Proprio per il fatto che i dati emergono dalle dichiarazioni dei redditi dei contribuenti che si sono rivolti ai Caf delle Acli (una mole di oltre 294mila dichiaranti occupati analizzati che hanno presentato i 730 continuativamente dal 2019), si tratta di statistiche molto attendibili. In generale, i lavoratori “continui” (attivi almeno 7 mesi su 12) che si trovano sotto la soglia di povertà relativa sono passati dal 9,6% del 2020 all’8,8% del 2023, facendo segnare appena un -0,8%. Nell’Italia che ha visto un progressivo aumento dei posti di lavoro dal post Covid (+700mila dal 2019), insomma, l’impoverimento del lavoro è una criticità ancora lontana dall’essere superata. Lavorare, a volte, non dà abbastanza per garantirsi una vita dignitosa.

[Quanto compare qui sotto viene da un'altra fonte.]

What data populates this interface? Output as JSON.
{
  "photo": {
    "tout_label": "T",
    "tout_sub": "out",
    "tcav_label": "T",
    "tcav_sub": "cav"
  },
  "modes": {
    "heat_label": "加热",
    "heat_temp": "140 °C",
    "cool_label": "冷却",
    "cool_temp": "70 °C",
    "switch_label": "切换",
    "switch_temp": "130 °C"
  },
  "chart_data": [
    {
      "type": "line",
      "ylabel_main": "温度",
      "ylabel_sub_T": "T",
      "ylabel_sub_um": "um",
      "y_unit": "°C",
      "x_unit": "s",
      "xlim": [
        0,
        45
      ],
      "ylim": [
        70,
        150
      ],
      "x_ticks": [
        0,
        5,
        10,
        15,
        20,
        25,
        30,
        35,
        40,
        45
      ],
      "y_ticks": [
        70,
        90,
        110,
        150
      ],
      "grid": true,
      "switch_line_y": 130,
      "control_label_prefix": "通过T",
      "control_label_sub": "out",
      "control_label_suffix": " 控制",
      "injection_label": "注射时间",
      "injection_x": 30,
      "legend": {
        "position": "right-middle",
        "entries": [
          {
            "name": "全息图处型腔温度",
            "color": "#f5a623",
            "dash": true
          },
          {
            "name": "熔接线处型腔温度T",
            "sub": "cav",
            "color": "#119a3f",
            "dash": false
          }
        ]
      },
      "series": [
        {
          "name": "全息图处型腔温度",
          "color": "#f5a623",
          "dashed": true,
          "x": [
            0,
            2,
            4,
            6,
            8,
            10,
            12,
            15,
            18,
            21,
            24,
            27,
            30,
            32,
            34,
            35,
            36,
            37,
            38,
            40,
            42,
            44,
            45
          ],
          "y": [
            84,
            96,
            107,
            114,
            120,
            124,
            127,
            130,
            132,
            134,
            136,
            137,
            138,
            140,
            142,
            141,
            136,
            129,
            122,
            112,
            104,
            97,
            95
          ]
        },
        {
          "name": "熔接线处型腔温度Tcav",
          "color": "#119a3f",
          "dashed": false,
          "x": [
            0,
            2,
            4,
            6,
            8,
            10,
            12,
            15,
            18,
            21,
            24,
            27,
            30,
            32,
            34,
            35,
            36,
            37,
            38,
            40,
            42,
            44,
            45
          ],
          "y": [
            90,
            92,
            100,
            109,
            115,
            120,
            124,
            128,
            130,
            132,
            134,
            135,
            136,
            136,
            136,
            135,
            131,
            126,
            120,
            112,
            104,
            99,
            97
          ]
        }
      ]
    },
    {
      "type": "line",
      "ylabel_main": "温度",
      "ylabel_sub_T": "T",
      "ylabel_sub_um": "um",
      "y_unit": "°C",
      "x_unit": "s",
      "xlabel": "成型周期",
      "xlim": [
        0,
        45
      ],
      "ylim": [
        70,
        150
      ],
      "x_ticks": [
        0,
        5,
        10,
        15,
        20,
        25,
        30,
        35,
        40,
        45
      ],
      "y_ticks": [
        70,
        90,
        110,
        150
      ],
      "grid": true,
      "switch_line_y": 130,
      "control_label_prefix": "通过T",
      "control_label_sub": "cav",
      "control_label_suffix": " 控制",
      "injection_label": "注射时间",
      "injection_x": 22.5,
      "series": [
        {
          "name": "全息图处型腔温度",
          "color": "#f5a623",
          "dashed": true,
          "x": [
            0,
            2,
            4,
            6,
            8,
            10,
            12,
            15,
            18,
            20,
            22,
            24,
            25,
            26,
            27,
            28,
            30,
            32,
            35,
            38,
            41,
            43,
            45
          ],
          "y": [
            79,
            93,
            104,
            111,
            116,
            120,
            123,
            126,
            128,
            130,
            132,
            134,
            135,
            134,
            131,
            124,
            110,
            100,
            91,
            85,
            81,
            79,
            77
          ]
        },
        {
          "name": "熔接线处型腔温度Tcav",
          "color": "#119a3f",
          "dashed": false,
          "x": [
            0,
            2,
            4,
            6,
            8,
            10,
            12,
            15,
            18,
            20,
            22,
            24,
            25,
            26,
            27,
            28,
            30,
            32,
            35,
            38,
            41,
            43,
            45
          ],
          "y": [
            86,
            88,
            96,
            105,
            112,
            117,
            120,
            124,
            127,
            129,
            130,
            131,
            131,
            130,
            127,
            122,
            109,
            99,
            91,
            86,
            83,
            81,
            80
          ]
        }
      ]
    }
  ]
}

Ovviamente chi non ha continuità lavorativa ha molte più possibilità di vivere in povertà: il 69% dei lavoratori con un numero di giornate lavorative inferiori ai 210 giorni ha un alto livello di vulnerabilità economica. Per contro, l’88% di chi lavora per più di sette mesi in un anno dichiara un reddito complessivo superiore ai 15mila euro annui, mostrando quindi un basso livello di vulnerabilità economica. Non è detto, tuttavia, che la stabilità occupazionale renda immuni dalla condizione di working poor. Tra i lavoratori “continui” il 6% degli uomini ha un reddito al di sotto dei 15mila euro annui. E la percentuale sale al 20,9% per le donne. Eccola, dunque, la disparità di genere.

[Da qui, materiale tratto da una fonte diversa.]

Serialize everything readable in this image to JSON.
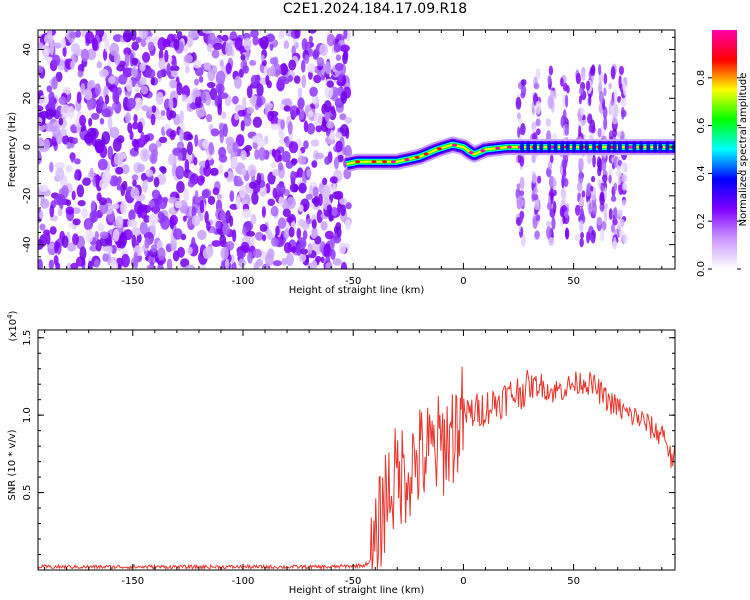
{
  "title": "C2E1.2024.184.17.09.R18",
  "chart_data": [
    {
      "type": "heatmap",
      "title": "C2E1.2024.184.17.09.R18",
      "xlabel": "Height of straight line (km)",
      "ylabel": "Frequency (Hz)",
      "xlim": [
        -193,
        96
      ],
      "ylim": [
        -50,
        48
      ],
      "x_ticks": [
        -150,
        -100,
        -50,
        0,
        50
      ],
      "y_ticks": [
        -40,
        -20,
        0,
        20,
        40
      ],
      "colorbar": {
        "label": "Normalized spectral amplitude",
        "range": [
          0,
          1
        ],
        "ticks": [
          "0.0",
          "0.2",
          "0.4",
          "0.6",
          "0.8"
        ],
        "tick_values": [
          0,
          0.2,
          0.4,
          0.6,
          0.8
        ],
        "colors": [
          "#ffffff",
          "#cc99ff",
          "#7f00ff",
          "#0000ff",
          "#00ffff",
          "#00ff00",
          "#ffff00",
          "#ff0000",
          "#ff00aa"
        ]
      },
      "noise_region": {
        "x_range": [
          -193,
          -52
        ],
        "y_range": [
          -50,
          48
        ],
        "color": "#7f00ff"
      },
      "ridge": {
        "x": [
          -53,
          -48,
          -40,
          -30,
          -20,
          -12,
          -5,
          0,
          3,
          5,
          10,
          20,
          30,
          50,
          70,
          96
        ],
        "y": [
          -7,
          -6,
          -6,
          -6,
          -4,
          -1,
          1,
          0,
          -2,
          -3,
          -1,
          0,
          0,
          0,
          0,
          0
        ]
      },
      "burst_columns_x": [
        26,
        33,
        40,
        46,
        53,
        58,
        63,
        68,
        72
      ]
    },
    {
      "type": "line",
      "xlabel": "Height of straight line (km)",
      "ylabel": "SNR (10 * v/v)",
      "scale_label": "(x10",
      "scale_exponent": "4",
      "scale_suffix": ")",
      "xlim": [
        -193,
        96
      ],
      "ylim": [
        0,
        1.55
      ],
      "x_ticks": [
        -150,
        -100,
        -50,
        0,
        50
      ],
      "y_ticks": [
        0.5,
        1.0,
        1.5
      ],
      "y_tick_labels": [
        "0.5",
        "1.0",
        "1.5"
      ],
      "color": "#e8372f",
      "series": [
        {
          "x": [
            -193,
            -150,
            -100,
            -60,
            -45,
            -42,
            -40,
            -38,
            -35,
            -30,
            -25,
            -20,
            -15,
            -10,
            -5,
            0,
            5,
            10,
            15,
            20,
            25,
            30,
            35,
            40,
            45,
            50,
            55,
            60,
            65,
            70,
            75,
            80,
            85,
            88,
            90,
            92,
            94,
            96
          ],
          "y": [
            0.02,
            0.02,
            0.02,
            0.02,
            0.03,
            0.06,
            0.1,
            0.3,
            0.5,
            0.6,
            0.65,
            0.72,
            0.76,
            0.8,
            0.88,
            1.0,
            1.02,
            1.05,
            1.08,
            1.12,
            1.15,
            1.18,
            1.2,
            1.15,
            1.17,
            1.2,
            1.22,
            1.18,
            1.1,
            1.05,
            1.0,
            0.98,
            0.92,
            0.88,
            0.9,
            0.85,
            0.72,
            0.72
          ]
        }
      ]
    }
  ]
}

Le differenze sono evidenti anche sul piano territoriale. I lavoratori continui sopra i 15mila euro di reddito variano dal 78,6% della Sicilia al 90% della Lombardia, per esempio. Non solo: sempre tra i lavoratori “continui” vivere nelle zone urbane o nelle aree interne comporta una differenza di reddito media di oltre 3mila euro annui (31.648 euro per i primi contro 28.548). In pratica, abitare lontano – e probabilmente lavorare distanti – da poli di attrazione economica accresce la possibilità di avere retribuzioni inferiori.
Per contrastare la diffusione del lavoro povero le Acli hanno presentato una serie di proposte in vari ambiti: dal fisco all’istruzione.
Per Emiliano Manfredonia, presidente nazionale delle Acli, questa ricerca dimostra che c’è ancora “tanta occupazione con bassi salari o poche ore lavorate, soprattutto per quanto riguarda le donne”.
Secondo Stefano Tassinari, vicepresidente nazionale delle Acli con delega al Lavoro e al Terzo settore, sono necessarie, per esempio, politiche inclusive: “Si torni a un reddito minimo per tutte le famiglie in povertà assoluta e, insieme, si creino delle “Case del lavoro” nelle e delle comunità con una co-programmazione tra Comuni, centri per l’impiego e Terzo settore, per favorire una reale crescita delle politiche attive nel territorio e l’inserimento delle persone più vulnerabili o con disabilità”.
Sull’immigrazione, inoltre, “serve una politica regolare, non sporadica ed emergenziale, di accoglienza e integrazione”. Sulle imposte, infine, oltre a un vero contrasto al sommerso, prevedendo una maggiore tracciabilità del denaro, “si bocci la deriva politica che premia la rendita e la speculazione e carica tutto su lavoro e pensioni”. Perché la lotta al lavoro povero passa inevitabilmente anche da un cambio di rotta sul fisco.